To offset the economic impact of the 2010 floods, the government announced that it would give Rs100,000 in cash to each of the 1.6 million affected households under the Citizen Damages Compensation Programme. The total cost of the programme is Rs 160 billion. The federal government would bear Rs 48 billion out of the total cost.
Launched in September 2010, the government has given an initial tranche of Rs20,000 under the programme to flood victims in order to cover their immediate needs. The next phase, supported by the World Bank and the UK donation, will provide an additional payment of Rs40,000 to around 1.1 million of the most affected households.
Finance ministry sources told The Express Tribune that the United States would soon announce to release an amount of $190 million for the programme. The release agreement is expected to be signed early next week during a visit of high ranking official of the Obama Administration.
According to the World Bank website, the loan for the Flood Emergency Cash Transfer Project was designed to support the government of Pakistan’s Citizen’s Damage Compensation Program (CDCP) in providing cash transfers to more than one million flood-affected households.
The project will also strengthen the management of the CDPC through effective mechanisms to resolve grievances and establish control and accountability measures to ensure efficient and transparent delivery of the support, it added.
International donors have been reticent to release funding for several projects in Pakistan following the suspension of the International Monetary Fund’s $11.3 billion bailout programme in September 2010. The Washington-based lender has been reluctant to release the last tranches of its bailout after the government failed to take several key fiscal reforms.

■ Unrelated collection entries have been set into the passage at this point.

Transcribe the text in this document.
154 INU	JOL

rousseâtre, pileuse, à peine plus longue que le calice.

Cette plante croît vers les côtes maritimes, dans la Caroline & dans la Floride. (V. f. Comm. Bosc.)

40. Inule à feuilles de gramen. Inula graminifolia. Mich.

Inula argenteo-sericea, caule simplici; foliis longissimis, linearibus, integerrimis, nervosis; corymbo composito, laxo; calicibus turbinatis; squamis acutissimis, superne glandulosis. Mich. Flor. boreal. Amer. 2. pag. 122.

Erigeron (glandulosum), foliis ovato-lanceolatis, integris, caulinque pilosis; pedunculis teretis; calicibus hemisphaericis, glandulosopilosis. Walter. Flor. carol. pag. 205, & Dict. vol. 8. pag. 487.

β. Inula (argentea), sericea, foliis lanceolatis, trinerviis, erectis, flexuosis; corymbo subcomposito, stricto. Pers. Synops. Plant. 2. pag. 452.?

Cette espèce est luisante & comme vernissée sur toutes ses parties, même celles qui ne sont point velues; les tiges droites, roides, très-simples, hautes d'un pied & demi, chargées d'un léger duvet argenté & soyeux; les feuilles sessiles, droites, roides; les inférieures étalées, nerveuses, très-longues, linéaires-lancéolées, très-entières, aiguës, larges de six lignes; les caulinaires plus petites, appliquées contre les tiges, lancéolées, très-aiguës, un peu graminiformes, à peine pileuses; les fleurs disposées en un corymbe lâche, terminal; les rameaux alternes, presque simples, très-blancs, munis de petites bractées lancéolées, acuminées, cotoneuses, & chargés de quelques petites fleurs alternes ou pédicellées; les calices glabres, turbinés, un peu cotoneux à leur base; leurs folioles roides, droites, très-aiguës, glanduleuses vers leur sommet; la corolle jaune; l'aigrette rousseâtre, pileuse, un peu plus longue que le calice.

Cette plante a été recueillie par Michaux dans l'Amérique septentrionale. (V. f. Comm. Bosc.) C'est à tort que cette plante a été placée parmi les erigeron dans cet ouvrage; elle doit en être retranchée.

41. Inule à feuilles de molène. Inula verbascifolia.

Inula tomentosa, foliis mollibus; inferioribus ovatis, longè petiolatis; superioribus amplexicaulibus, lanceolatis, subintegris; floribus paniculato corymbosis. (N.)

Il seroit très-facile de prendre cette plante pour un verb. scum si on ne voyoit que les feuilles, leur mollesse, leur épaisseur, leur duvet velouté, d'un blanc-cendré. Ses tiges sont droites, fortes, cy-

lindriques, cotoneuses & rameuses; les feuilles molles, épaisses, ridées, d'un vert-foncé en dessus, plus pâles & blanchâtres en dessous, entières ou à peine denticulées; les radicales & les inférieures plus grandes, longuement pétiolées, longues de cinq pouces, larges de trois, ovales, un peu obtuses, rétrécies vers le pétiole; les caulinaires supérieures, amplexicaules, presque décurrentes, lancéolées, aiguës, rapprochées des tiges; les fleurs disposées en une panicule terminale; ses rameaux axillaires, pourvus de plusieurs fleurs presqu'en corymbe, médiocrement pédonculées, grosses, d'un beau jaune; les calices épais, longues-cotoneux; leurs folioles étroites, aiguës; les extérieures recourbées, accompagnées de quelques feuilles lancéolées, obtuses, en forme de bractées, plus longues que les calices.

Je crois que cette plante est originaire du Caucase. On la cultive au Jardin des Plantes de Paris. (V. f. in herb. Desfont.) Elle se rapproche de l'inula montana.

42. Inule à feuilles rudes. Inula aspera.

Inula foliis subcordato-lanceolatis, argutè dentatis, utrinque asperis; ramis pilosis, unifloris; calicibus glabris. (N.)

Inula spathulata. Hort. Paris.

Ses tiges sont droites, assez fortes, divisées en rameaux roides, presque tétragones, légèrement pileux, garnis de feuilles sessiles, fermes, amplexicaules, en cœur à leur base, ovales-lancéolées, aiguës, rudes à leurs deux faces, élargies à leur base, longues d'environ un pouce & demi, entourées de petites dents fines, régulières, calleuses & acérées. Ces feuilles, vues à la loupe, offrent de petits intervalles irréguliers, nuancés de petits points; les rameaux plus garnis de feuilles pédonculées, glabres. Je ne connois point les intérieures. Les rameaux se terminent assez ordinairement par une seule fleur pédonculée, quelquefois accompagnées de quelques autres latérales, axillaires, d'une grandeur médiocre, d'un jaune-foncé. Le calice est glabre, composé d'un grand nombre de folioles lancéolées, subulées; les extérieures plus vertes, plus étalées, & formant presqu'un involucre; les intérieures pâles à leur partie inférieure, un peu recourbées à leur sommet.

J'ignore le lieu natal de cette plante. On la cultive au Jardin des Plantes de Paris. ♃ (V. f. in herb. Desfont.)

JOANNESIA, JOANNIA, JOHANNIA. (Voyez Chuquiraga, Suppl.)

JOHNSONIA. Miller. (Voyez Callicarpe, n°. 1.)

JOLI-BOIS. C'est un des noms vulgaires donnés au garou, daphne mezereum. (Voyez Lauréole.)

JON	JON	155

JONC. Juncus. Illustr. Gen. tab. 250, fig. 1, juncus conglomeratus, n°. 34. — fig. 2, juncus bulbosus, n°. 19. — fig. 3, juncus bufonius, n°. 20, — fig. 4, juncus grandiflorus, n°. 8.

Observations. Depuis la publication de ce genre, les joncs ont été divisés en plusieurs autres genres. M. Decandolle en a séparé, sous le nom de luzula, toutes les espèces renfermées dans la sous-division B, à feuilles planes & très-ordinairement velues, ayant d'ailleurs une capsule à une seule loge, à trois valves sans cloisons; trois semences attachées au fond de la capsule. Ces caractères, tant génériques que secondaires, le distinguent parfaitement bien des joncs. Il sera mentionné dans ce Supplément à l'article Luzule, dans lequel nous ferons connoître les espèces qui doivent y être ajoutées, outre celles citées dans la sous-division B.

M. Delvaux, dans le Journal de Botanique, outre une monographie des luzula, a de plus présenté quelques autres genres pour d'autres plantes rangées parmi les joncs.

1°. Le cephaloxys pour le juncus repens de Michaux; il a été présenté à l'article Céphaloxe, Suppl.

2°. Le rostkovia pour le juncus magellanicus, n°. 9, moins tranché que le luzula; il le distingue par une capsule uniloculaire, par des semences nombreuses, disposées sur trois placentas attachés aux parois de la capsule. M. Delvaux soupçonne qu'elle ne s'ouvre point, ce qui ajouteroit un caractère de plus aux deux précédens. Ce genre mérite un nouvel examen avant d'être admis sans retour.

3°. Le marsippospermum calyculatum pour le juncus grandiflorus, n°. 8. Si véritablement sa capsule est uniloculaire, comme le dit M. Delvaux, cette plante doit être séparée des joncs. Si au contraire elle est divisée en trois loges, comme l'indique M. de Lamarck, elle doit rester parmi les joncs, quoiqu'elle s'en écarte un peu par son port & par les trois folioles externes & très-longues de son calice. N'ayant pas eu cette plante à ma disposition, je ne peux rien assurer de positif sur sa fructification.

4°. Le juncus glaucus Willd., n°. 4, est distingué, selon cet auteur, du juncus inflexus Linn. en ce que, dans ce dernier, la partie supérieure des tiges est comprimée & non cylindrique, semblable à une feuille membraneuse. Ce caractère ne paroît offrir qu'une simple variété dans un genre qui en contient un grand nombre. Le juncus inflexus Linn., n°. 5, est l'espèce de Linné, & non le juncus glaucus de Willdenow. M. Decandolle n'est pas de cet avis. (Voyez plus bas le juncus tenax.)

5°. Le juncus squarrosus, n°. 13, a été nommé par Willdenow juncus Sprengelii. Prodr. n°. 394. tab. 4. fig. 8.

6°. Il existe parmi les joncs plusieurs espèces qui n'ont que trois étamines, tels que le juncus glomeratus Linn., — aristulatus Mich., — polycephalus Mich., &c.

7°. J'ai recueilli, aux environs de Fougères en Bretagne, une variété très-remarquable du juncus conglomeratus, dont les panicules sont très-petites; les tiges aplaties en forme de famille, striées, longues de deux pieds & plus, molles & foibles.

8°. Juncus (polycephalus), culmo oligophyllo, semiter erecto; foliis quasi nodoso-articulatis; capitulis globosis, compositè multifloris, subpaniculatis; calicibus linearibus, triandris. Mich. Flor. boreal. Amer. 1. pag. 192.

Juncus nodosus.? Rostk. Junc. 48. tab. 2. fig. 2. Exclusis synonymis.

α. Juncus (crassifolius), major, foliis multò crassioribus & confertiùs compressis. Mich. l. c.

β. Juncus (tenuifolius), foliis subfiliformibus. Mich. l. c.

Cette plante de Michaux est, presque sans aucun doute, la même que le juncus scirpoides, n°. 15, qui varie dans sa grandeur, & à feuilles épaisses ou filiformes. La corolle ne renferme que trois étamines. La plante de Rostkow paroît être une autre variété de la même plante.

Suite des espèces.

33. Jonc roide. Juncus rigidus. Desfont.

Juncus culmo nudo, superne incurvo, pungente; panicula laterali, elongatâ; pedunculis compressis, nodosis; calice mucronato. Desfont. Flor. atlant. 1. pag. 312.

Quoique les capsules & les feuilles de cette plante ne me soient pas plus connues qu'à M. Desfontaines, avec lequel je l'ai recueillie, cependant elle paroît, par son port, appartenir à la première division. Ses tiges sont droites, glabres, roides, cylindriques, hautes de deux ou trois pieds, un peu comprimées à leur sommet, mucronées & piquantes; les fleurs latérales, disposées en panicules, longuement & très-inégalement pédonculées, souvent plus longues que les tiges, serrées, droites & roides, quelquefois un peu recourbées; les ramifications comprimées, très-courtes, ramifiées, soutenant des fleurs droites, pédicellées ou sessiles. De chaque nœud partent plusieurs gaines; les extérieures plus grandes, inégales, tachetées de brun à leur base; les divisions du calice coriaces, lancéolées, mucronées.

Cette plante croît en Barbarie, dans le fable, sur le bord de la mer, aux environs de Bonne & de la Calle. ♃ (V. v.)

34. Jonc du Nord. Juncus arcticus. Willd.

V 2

The government has been trying to allay many of the IMF’s concerns in recent months with several politically unpopular but economically necessary decisions, such as deregulating much of the pricing in the energy sector and removing sales tax exemptions for several sectors.
International lenders and donor agencies appear to view these developments as a positive sign, though much depends on the government’s ability to pass the budget for fiscal year 2012 in the form proposed by the finance ministry.
Published in The Express Tribune, June 10th, 2011.